Another method of surface detection suggested by U.S. Pat. No. 5,081,484 teaches coating a dedicated non-imaging corner of the receiver with dyes. The dyes of a particular color will be used to make these markings. Because the color of the dye is visible, the correct surface of the receiver can be identified by the operator. Also, the correct surface can be identified by the machine if the optical sensors aimed at the receiver surface are tuned for the particular wavelength, i.e., color, of the visible dye. The major disadvantage of this method is the extra visible color markings that are not part of the printed image. The extra receiver surface area used for these markings cannot be used for imaging and is, therefore, wasted. The fact that an additional manufacturing step must be taken to coat the marks with dye is another disadvantage.
U.S. Pat. No. 4,591,271, issued to Byers on May 27, 1986 shows an apparatus that detects coating-side versus no coating-side of any material (transparent or opaque), by applying a puff of condensable vapor to both sides. The coated side absorbs the vapor and does not condense, while the non-coated surface will condense the vapor and cause some fogging on that side. By shining a light to both sides, one can detect which side contains the special coating. The fog on the non-coated side will absorb most of the incident light and a small amount of light is reflected. The coated side, however, will reflect most of the incident light. The reflected light from both sides are compared to determine the coated side versus the non-coated side. This technique applies only to materials that do not contain any coating on one side. Usually, both sides of the receiver sheets are coated with different coatings. The front is coated with the image-sensitive material and the back is covered with a plain resin coating to extend the receiver life and increase its stability as the humidity changes. Therefore, both sides of a normal imaging-type receiver will absorb the condensable vapor and not fog. This can present a problem when using this technique. Furthermore, the act of blowing vapor onto imaging receivers just before imaging takes place, will increase the chance of depositing dust particles, specks and other residue on the receiver sheet. Accordingly, the dust particles and specks will interfere with the normal imaging process and will result in a defect in the final image.

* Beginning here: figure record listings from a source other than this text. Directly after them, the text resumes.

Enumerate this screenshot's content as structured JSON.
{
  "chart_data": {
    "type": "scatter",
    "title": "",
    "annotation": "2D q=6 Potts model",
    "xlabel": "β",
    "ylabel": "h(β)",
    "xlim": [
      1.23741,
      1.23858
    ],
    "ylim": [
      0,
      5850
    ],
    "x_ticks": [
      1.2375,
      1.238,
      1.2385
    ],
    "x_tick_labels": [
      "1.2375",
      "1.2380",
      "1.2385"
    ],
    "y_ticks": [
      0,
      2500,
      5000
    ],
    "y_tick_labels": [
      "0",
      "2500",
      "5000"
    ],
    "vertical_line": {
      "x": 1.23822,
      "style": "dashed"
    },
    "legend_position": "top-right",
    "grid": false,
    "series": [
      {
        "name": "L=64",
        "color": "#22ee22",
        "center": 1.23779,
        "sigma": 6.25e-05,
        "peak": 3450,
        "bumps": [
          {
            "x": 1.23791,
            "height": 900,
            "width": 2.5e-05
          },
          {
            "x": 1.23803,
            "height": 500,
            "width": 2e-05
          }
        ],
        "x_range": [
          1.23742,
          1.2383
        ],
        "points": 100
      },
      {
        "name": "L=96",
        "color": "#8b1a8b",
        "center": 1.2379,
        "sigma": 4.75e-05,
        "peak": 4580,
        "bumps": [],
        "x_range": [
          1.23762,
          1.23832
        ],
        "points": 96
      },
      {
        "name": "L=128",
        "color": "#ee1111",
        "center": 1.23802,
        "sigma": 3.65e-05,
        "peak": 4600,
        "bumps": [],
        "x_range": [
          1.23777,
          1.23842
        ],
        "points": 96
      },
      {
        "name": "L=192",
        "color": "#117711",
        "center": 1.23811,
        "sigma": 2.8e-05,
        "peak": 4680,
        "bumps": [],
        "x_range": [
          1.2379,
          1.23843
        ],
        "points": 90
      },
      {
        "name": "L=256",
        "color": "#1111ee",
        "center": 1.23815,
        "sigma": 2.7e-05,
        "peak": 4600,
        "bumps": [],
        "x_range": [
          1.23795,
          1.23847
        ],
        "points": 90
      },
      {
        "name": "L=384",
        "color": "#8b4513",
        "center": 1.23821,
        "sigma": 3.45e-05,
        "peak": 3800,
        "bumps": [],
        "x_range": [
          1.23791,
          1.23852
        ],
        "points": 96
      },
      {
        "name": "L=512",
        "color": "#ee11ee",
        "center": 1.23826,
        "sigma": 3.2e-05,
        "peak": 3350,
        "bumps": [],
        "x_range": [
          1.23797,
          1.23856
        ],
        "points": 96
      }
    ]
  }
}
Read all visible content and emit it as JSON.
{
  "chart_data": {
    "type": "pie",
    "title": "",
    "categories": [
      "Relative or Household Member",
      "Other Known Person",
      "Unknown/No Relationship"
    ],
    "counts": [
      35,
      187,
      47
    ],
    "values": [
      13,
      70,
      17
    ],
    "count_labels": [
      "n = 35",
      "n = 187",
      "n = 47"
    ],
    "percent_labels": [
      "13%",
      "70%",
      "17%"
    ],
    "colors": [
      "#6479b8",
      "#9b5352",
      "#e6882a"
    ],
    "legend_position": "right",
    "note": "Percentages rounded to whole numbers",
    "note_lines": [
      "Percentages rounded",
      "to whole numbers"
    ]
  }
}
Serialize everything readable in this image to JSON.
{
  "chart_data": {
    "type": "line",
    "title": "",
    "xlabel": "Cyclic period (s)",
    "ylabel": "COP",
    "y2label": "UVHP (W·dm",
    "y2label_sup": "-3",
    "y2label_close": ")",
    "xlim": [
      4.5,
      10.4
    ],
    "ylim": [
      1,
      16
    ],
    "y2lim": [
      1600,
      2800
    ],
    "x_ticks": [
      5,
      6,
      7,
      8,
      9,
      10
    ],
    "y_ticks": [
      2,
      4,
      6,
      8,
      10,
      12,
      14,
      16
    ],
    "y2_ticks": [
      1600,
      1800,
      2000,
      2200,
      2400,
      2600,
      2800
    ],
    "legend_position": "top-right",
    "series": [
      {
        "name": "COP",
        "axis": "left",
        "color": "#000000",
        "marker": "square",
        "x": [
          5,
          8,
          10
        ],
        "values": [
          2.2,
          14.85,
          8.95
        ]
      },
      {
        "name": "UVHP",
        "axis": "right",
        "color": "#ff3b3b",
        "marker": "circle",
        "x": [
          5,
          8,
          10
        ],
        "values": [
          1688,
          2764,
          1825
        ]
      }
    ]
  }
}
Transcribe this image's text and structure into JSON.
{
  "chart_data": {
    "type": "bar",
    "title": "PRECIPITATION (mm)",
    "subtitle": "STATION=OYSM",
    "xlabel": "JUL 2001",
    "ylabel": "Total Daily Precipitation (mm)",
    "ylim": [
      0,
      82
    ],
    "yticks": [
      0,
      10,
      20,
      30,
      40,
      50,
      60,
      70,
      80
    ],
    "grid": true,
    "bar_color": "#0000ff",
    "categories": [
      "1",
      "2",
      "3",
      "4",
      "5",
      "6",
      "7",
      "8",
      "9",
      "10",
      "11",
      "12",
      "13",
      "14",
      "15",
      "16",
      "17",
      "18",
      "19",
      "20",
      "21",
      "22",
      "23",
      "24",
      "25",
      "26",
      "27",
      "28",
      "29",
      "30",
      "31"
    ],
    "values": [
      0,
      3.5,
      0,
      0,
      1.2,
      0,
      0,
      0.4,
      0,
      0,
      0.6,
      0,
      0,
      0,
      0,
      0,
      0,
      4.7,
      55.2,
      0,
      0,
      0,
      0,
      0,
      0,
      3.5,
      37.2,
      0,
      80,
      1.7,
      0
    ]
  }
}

U.S. Pat. No. 5,004,928, issued to Suzuki et al on Apr. 2, 1991 discloses an ink-jet printing apparatus that detects the reflectance of both sides of the receiver simultaneously. By comparing these two signals, the apparatus detects which side of the receiver can be exposed with ink and whether it is inserted correctly. The shortcoming associated with this technique is that if the reflectance of both sides of the receiver are similar, it will fail to correctly distinguish the receiver side. Receivers used for photographic applications, as well as thermal printer receiver, are coated on both sides and exhibit similar reflectance. Furthermore, this technique will not work well with different finishes on each of the surfaces of the receiver. A matte finish on the top surface of a receiver will show lower reflectance than the rear of the receiver. However, a glossy finish on the top surface of the receiver will show considerably higher reflectance than the rear of the receiver.